Chotiprasitsakul Darunee, Kijnithikul Akara, Uamkhayan Anuchat, Santanirand Pitak
Department of Medicine, Faculty of Medicine Ramathibodi Hospital, Mahidol University, Bangkok, Thailand.
Department of Pathology, Faculty of Medicine Ramathibodi Hospital, Mahidol University, Bangkok, Thailand.
Infect Drug Resist. 2021 Dec 30;14:5699-5709. doi: 10.2147/IDR.S343021. eCollection 2021.
Urinary tract infections are diagnosed by clinical symptoms and detection of causative uropathogen. Antibiotics are usually not indicated in candiduria and no-growth urine. We aimed to develop a predictive score to distinguish bacteriuria, candiduria, and no-growth urine, and to describe the distribution of microorganisms in urine.
A single-center, retrospective cohort study was conducted between January 2017 and November 2017. Patients with concomitant urinalysis and urine culture were randomly sorted for a clinical prediction model. Multivariable regression analysis was performed to determine factors associated with bacteriuria, candiduria, and no-growth urine. A scoring system was constructed by rounding the regression coefficient for each predictor to integers. Accuracy of the score was measured by the concordance index (c-index).
There were 8091 positive urine cultures: bacteria 85.6%, 13.7%. Randomly selected cases were sorted into derivation and validation cohorts (448 cases and 272 cases, respectively). Numerous yeast on urinalysis predicted candiduria with complete accuracy; therefore, it was excluded from a score construction. We developed a NABY score based on: positive nitrite, 1 point; Antibiotic exposure within 30 days, -2 points; numerous Bacteria in urine, 2 points; few Yeast in urine, -2 points; moderate Yeast in urine, -5 points. The c-index was 0.85 (derivation) and 0.82 (validation). A score ≥0 predicted 76% and 54% of bacteriuria in the derivation and validation cohorts, respectively. A score ≤-3 predicted 96% of candiduria in both cohorts.
Numerous yeast on urinalysis and the NABY score may help identify patients with a low risk of bacteriuria in whom empiric antibiotics for UTIs can be avoided.
尿路感染通过临床症状及致病尿路病原体检测来诊断。念珠菌尿症和无细菌生长的尿液通常不使用抗生素治疗。我们旨在开发一种预测评分系统,以区分菌尿症、念珠菌尿症和无细菌生长的尿液,并描述尿液中微生物的分布情况。

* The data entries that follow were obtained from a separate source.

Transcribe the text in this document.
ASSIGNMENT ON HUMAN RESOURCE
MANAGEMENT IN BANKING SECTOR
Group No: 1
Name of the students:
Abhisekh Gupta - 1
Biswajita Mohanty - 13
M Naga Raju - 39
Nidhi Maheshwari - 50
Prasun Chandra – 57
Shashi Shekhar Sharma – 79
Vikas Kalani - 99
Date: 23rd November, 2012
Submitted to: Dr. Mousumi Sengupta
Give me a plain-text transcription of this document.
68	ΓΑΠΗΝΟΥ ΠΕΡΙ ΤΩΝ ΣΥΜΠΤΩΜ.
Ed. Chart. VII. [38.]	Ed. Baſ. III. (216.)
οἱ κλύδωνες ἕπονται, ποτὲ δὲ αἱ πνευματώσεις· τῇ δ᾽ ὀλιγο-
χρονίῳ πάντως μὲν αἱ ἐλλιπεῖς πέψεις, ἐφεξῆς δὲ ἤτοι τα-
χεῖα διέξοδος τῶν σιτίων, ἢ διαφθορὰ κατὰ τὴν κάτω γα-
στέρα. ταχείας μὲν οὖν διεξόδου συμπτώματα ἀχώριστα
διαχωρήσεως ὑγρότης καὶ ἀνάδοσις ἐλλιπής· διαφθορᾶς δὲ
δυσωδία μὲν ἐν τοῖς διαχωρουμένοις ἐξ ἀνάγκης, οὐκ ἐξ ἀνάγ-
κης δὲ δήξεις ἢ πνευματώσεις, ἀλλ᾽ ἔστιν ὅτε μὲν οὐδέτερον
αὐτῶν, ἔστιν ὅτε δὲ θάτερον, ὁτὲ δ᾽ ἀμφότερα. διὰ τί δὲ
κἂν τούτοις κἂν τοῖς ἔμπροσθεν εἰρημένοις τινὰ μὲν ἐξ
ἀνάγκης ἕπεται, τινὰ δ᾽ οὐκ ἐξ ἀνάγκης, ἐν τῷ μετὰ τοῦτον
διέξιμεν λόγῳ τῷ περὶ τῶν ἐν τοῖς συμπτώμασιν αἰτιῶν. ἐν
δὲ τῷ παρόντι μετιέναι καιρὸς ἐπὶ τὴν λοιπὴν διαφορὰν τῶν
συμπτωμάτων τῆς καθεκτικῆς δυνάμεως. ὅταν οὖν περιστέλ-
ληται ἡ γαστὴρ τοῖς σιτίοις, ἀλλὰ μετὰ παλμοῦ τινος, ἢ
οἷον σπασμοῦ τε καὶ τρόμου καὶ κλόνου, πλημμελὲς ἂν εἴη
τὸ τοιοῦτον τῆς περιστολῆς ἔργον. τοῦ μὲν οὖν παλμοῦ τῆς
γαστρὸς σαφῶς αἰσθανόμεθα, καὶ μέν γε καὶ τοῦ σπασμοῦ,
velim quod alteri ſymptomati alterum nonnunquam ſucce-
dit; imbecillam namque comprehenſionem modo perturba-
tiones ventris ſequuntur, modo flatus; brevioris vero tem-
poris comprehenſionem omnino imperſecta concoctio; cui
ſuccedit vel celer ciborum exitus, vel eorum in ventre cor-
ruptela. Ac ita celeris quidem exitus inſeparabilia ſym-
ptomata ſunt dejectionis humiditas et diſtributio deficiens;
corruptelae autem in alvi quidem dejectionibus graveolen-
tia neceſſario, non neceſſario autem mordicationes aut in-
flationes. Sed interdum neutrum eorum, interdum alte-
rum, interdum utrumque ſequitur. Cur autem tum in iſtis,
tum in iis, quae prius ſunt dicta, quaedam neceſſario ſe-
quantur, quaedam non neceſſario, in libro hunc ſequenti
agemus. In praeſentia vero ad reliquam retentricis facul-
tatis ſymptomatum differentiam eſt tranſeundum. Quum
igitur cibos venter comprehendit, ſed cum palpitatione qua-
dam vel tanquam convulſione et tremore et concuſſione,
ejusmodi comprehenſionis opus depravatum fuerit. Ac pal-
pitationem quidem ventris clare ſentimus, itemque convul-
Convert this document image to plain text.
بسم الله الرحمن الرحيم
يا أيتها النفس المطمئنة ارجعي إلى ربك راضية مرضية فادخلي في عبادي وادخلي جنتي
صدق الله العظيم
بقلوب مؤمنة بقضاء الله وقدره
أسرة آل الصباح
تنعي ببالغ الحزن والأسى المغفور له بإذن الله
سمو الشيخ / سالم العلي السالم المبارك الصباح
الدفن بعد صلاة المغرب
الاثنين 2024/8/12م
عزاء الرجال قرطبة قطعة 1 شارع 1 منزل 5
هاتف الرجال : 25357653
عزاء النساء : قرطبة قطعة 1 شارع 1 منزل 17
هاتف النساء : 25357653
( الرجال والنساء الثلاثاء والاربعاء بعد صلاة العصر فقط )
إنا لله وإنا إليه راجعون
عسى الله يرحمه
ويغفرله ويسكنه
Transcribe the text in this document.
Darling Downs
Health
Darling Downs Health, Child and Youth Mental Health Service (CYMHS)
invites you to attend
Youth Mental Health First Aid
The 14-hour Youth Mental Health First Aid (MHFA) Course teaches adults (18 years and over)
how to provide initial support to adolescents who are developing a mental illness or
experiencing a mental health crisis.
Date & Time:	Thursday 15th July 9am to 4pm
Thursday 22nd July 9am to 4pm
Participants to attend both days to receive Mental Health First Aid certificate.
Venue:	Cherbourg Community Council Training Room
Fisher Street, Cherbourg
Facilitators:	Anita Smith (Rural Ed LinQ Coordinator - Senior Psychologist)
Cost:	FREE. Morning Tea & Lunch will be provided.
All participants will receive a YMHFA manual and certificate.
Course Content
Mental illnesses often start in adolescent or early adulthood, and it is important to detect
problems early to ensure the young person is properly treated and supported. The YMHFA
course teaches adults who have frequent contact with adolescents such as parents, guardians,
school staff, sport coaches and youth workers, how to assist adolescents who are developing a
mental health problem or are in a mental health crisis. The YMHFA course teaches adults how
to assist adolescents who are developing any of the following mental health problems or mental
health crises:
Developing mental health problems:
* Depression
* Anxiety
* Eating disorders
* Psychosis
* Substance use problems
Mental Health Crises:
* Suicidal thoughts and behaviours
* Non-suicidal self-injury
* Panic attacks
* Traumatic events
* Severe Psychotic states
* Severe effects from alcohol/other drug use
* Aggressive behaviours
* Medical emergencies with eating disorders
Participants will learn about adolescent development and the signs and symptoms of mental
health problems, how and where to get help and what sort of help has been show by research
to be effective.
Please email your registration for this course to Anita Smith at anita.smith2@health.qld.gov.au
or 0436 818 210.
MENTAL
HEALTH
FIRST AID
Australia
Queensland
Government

于2017年1月至2017年11月进行了一项单中心回顾性队列研究。对同时进行尿液分析和尿培养的患者进行随机分组,用于构建临床预测模型。进行多变量回归分析以确定与菌尿症、念珠菌尿症和无细菌生长尿液相关的因素。通过将每个预测因子的回归系数四舍五入为整数来构建评分系统。评分的准确性通过一致性指数(c指数)来衡量。
共有8091份阳性尿培养结果:细菌占85.6%,念珠菌占13.7%。随机选择的病例被分为推导队列和验证队列(分别为448例和272例)。尿液分析中大量酵母可准确预测念珠菌尿症;因此,它被排除在评分构建之外。我们基于以下因素开发了NABY评分:亚硝酸盐阳性,1分;30天内使用过抗生素,-2分;尿液中大量细菌,2分;尿液中少量酵母,-2分;尿液中中等量酵母,-5分。推导队列的c指数为0.85,验证队列的c指数为0.82。评分≥0分别预测推导队列和验证队列中76%和54%的菌尿症。评分≤ -3在两个队列中均能预测96%的念珠菌尿症。
尿液分析中大量酵母及NABY评分可能有助于识别菌尿症低风险患者,从而避免对这些患者经验性使用治疗尿路感染的抗生素。